Length of document chunks in the index. Affects retrieval granularity and appended context length. Too small chunks lose context; too large chunks slow the LLM and may contain much irrelevant text.
Model used to convert queries and documents to vector representations. Embedding model quality directly impacts retrieval quality. Original RAG used DPR; modern pipelines use models like text-embedding-3 (OpenAI), all-MiniLM (SBERT), e5-large, or BGE.

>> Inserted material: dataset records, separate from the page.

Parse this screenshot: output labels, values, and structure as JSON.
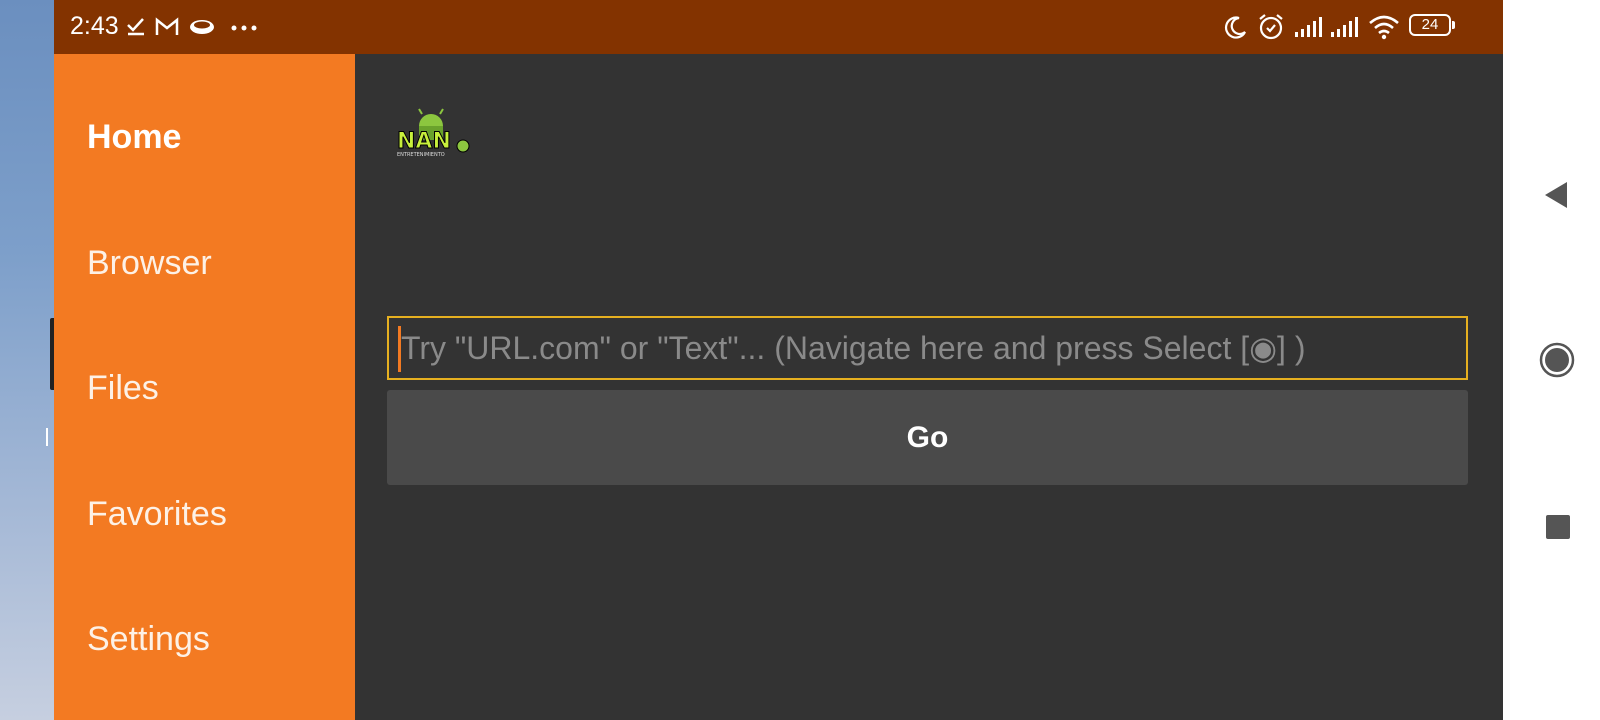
{
  "status_bar": {
    "time": "2:43",
    "battery_level": "24",
    "left_icons": [
      "checkmark-icon",
      "gmail-icon",
      "eye-icon",
      "more-dots-icon"
    ],
    "right_icons": [
      "moon-icon",
      "alarm-icon",
      "signal-icon",
      "signal-icon",
      "wifi-icon",
      "battery-icon"
    ],
    "color": "#833300"
  },
  "drawer": {
    "color": "#f37a22",
    "items": [
      {
        "label": "Home",
        "active": true
      },
      {
        "label": "Browser",
        "active": false
      },
      {
        "label": "Files",
        "active": false
      },
      {
        "label": "Favorites",
        "active": false
      },
      {
        "label": "Settings",
        "active": false
      }
    ]
  },
  "main": {
    "logo": {
      "text": "NAN",
      "subtext": "ENTRETENIMIENTO"
    },
    "search": {
      "value": "",
      "placeholder": "Try \"URL.com\" or \"Text\"... (Navigate here and press Select [◉] )"
    },
    "go_label": "Go"
  },
  "system_nav": {
    "buttons": [
      "back-icon",
      "home-circle-icon",
      "recents-square-icon"
    ]
  }
}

Document search method: dense (embedding similarity), sparse (BM25/TF-IDF), or hybrid. Affects retrieval quality and latency.
Compute bottleneck
During inference, RAG introduces two additional costs compared to a standard LLM: (1) ANN search latency in the vector database (typically tens of milliseconds, dependent on index size and infrastructure); (2) prompt length extension by appended retrieved document context, increasing LLM processing cost proportional to the number and size of chunks (quadratic self-attention complexity for long contexts).
Execution paradigm
RAG is a conditional paradigm: retrieval is triggered by the user query, and only a subset of documents from the full index is fetched and used to condition generation. Not all documents in the corpus are activated for every query — activation is conditional on the input. In Adaptive RAG and Self-RAG variants, the retrieval step can be optionally skipped, making activation even more input-dependent.
Parallelism
Many independent queries can be processed in parallel. The indexing stage (offline chunking and embedding computation) is fully parallelizable. Retrieval with FAISS and similar ANN libraries can leverage multiple CPU threads or GPUs.
Hardware requirements
Both the embedding model (for generating document and query embeddings) and the LLM generator rely on Transformer architectures accelerated by GPU Tensor Cores. For production-scale deployments (millions of documents, LLM models of 7B+ parameters), a GPU is required to maintain acceptable inference latency.
ANN search in libraries such as FAISS (Flat index, HNSW) can be executed efficiently on CPU with AVX/AVX-512 extensions for vectorized floating-point operations. For indexes up to tens of millions of documents under moderate load, CPU is sufficient for the retrieval stage.